Baucus Bill: A 70% Tax on Work
This is Jim Capretta writing at National Review Online’s Critical Condition:
A family with an income at twice the poverty line, or $48,000 in 2016, would get $9,072 in federal assistance for coverage – still a substantial sum. But its $7,400 less than the family would get if they earned half as much. The Baucus plan thus imposes an implicit marginal tax rate of about 30 percent ($7,400/$24,000) on wages earned by families in this income range.

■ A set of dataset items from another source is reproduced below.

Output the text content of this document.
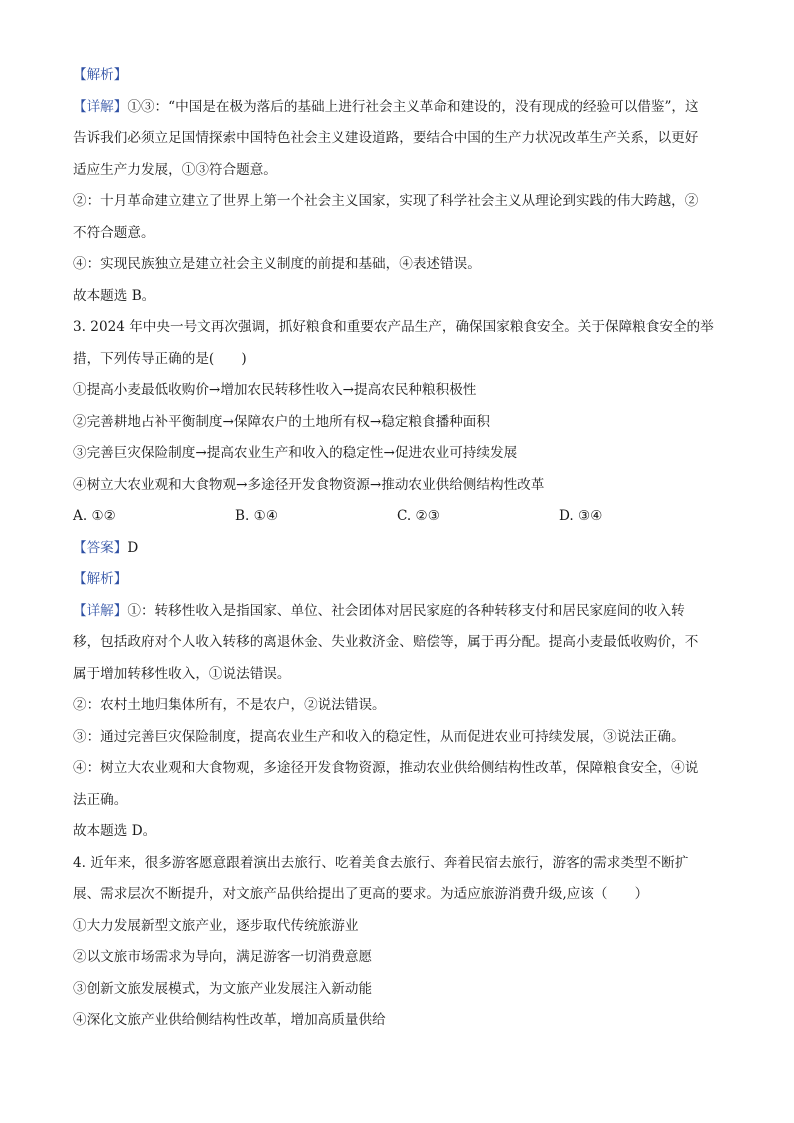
【解析】
【详解】①③：“中国是在极为落后的基础上进行社会主义革命和建设的，没有现成的经验可以借鉴”，这
告诉我们必须立足国情探索中国特色社会主义建设道路，要结合中国的生产力状况改革生产关系，以更好
适应生产力发展，①③符合题意。
②：十月革命建立建立了世界上第一个社会主义国家，实现了科学社会主义从理论到实践的伟大跨越，②
不符合题意。
④：实现民族独立是建立社会主义制度的前提和基础，④表述错误。
故本题选 B。
3. 2024 年中央一号文再次强调，抓好粮食和重要农产品生产，确保国家粮食安全。关于保障粮食安全的举
措，下列传导正确的是(　　)
①提高小麦最低收购价→增加农民转移性收入→提高农民种粮积极性
②完善耕地占补平衡制度→保障农户的土地所有权→稳定粮食播种面积
③完善巨灾保险制度→提高农业生产和收入的稳定性→促进农业可持续发展
④树立大农业观和大食物观→多途径开发食物资源→推动农业供给侧结构性改革
A. ①②	B. ①④	C. ②③	D. ③④
【答案】D
【解析】
【详解】①：转移性收入是指国家、单位、社会团体对居民家庭的各种转移支付和居民家庭间的收入转
移，包括政府对个人收入转移的离退休金、失业救济金、赔偿等，属于再分配。提高小麦最低收购价，不
属于增加转移性收入，①说法错误。
②：农村土地归集体所有，不是农户，②说法错误。
③：通过完善巨灾保险制度，提高农业生产和收入的稳定性，从而促进农业可持续发展，③说法正确。
④：树立大农业观和大食物观，多途径开发食物资源，推动农业供给侧结构性改革，保障粮食安全，④说
法正确。
故本题选 D。
4. 近年来，很多游客愿意跟着演出去旅行、吃着美食去旅行、奔着民宿去旅行，游客的需求类型不断扩
展、需求层次不断提升，对文旅产品供给提出了更高的要求。为适应旅游消费升级,应该（　　）
①大力发展新型文旅产业，逐步取代传统旅游业
②以文旅市场需求为导向，满足游客一切消费意愿
③创新文旅发展模式，为文旅产业发展注入新动能
④深化文旅产业供给侧结构性改革，增加高质量供给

And that would come on top of the high implicit taxes already built into current law. Low-wage families with children also get the Earned Income Tax Credit (EITC). The EITC boosts incomes for those with the very lowest wages, but it is also phased-out as incomes rise. Past a certain threshold (about $21,400 in 2016), the EITC is reduced by $0.21 for every additional $1 earned. Throw in the individual income tax rate (15 percent) and payroll taxes (7.65 percent), and the effective, implicit tax rate for workers between 100 and 200 percent of the federal poverty line would quickly approach 70 percent – not even counting food stamps and housing vouchers.
Hey, Jim. These people don’t believe in supply side economics.
Keep in mind that people earning between 100% and 200% of the federal poverty level will (apparently) be considered “rich” — thus warranting the 70% effective tax rate. That way President Obama will not have broken his pledge to only raise taxes on the rich.
they are doing everything conceivable to retard economic recovery.
I get the sinking feeling that the Baucus bill won’t solve any problems, it will only subsidize them…
$9,072 + $7,400 = $16,472 seems like a lot of coverage, even for a family. Almost $1400/month? So much for cost-shifting.
Ah yes, the problem is costs so our government’s solution is to increase costs.
Cutting a deal with PhRMA to keep our drug prices twice as high as the rest of the world where 80% of the drugs are made for the next 10 years is insane!
So rather than Medicare going broke in 8 years, we can see it going bankrupt in 4. And most of the states will go bankrupt sooner as Medicaid costs increase by a third in all states, where education struggles with Medicaid for decreasing funds. And adding another entitlement plan where we pay for healthcare for those under a certain poverty level doesn’t add any providers, so we simply cut the suppliers to get more value out of a deminishing dollar?
All citizens can have insurance cards that say they have coverage and can insist they have this as a right, but this doesn’t produce any providers nor does it require any to accept the insurance.
Citizens are best advised to determin their own medical needs and take care of themselves, for costs will just increase while service takes a dive. Demand doesn’t always increase supply.
What will Obama run on in 2012 whne no more citizens have healthcare access which will by then be 22% of GDP!